Lee la fábula que Elena adora
La zorra y las uvas
Una zorra hambrienta, una vid cargada de uvas fuera de su alcance, y uno de los trucos más antiguos que alguien se ha jugado a sí mismo: una de las fábulas más breves y más citadas de Esopo, todavía cierta después de veinticinco siglos.
Una tarde calurosa, una zorra bajaba trotando por un sendero reseco en la ladera de una colina, con el estómago vacío y nada que mostrar por toda una mañana de caza. Al pie de la ladera, en un viñedo viejo ya medio asilvestrado, encontró una vid que trepaba alto por un olivo, cargada por todas partes de racimos tan oscuros y llenos que el sol parecía brillar a través de su piel.

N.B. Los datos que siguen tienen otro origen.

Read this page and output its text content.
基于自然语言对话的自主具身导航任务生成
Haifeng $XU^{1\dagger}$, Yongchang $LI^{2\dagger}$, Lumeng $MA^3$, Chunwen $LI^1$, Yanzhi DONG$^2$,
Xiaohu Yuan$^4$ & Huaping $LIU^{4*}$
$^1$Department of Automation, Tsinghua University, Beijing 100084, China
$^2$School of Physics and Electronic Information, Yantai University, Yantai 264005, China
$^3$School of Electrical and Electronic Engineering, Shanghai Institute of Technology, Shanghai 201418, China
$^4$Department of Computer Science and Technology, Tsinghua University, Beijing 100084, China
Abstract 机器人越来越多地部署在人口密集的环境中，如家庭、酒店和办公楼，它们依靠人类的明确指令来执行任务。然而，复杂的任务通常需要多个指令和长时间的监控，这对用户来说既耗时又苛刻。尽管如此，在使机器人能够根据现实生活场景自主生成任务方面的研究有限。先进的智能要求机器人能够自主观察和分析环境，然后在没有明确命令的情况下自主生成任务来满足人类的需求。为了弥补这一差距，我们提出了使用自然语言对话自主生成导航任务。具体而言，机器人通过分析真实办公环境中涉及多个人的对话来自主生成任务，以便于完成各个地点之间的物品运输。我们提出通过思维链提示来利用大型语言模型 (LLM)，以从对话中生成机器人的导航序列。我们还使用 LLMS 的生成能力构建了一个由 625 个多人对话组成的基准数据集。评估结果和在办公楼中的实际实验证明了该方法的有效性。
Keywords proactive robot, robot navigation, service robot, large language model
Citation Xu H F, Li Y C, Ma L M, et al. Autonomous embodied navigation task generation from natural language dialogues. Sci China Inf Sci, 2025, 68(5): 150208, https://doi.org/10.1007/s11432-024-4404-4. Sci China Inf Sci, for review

La zorra se sentó sobre sus patas traseras bajo el racimo más alto y más maduro de todos, y miró hacia arriba. Las uvas colgaban justo encima de ella, tan cerca que podía oler su dulzura, y se dijo que sería fácil.
El primer salto
Se agachó, se preparó, y saltó, pero sus mandíbulas se cerraron sobre nada más que aire tibio de la tarde, a un palmo de la uva más baja. Aterrizó, se sacudió, y volvió a intentarlo de inmediato, saltando un poco más alto esta vez, y de nuevo cayó con las manos vacías.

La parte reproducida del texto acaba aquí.